Miri's Recipe Testing Notes and Tips:
If you like a more rustic texture, boil the potatoes in their jackets, and mash the skins along with the potatoes. If the potatoes are small, you can leave them whole when you cook them.
For better flavor distribution, sprinkle the spices evenly over the potatoes before mixing them in.
Prefer to avoid soy? Try other dairy substitutes, such as almond or coconut milk. Not sure you'll like the combo? Mix a small splash into a spoonful of potatoes and taste first. You can also use the potato cooking water or a little olive oil to thin and smooth the potatoes.

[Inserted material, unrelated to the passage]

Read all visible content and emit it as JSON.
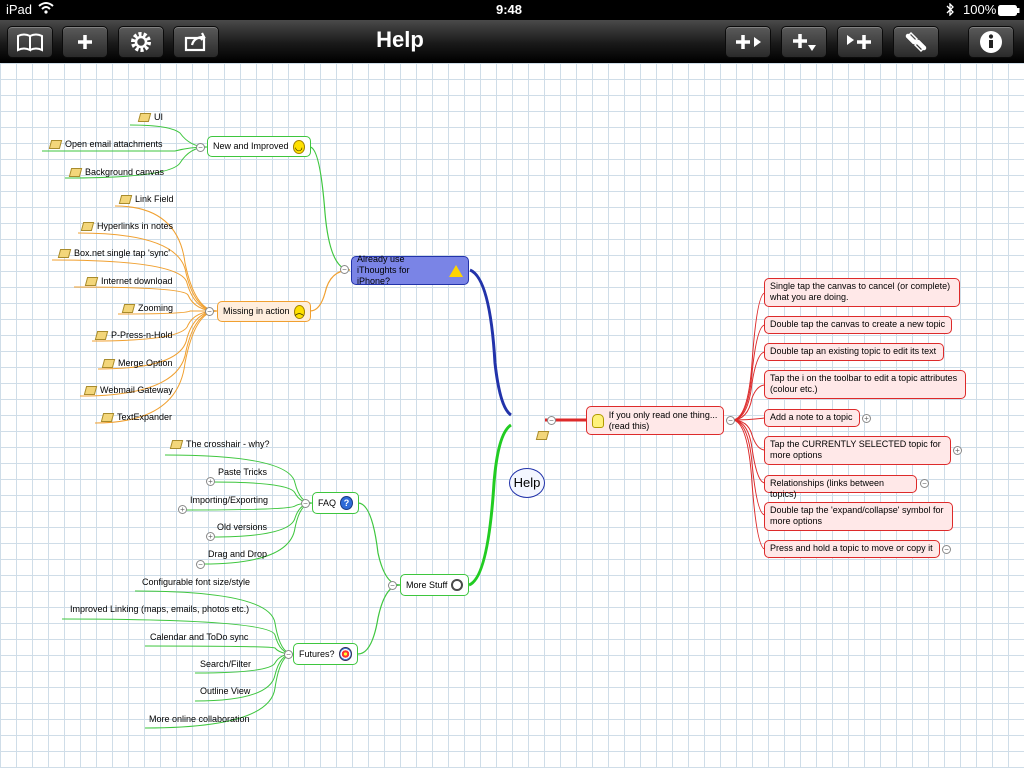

Love fresh garlic? Saute a chopped garlic clove (or 3!) in olive oil for about 1 minute, then add to the potatoes instead of the garlic powder. Sauteed or caramelized onions also make great additions.
Updated by Miri Rotkovitz
- 1 1/2 pounds Yukon Gold potatoes, peeled and cut into 1-inch chunks
- 2 to 4 tablespoons soy milk
- Onion powder
- Garlic powder
- Kosher or sea salt
- Freshly ground black pepper
- Extra virgin olive oil or non-hydrogenated margarine (such as Earth Balance; optional)
- Chopped fresh herbs, such as basil, thyme, or chives (optional)
1. Place the peeled and cut potatoes in a large, heavy saucepan or pot. Add enough cold water to cover the potatoes by 1 inch. Bring to a boil over medium-high heat, then reduce the heat and simmer for 15 to 25 minutes, or until you can pierce the potatoes easily with a fork.
2. Drain the potatoes in a colander, reserving a bit of the cooking water. Return the potatoes to the pot and mash with a potato masher, fork, or wire whisk.
3. Add 2 tablespoons of soy milk and/or a little of the reserved potato cooking water and continue mashing until you achieve your preferred consistency. Season to taste with with onion powder, garlic powder, salt and and freshly ground pepper. If desired, add olive oil and/or non-hydrogenated margarine to taste. Just before serving, top with (or mix in) your favorite chopped fresh herbs if you'd like.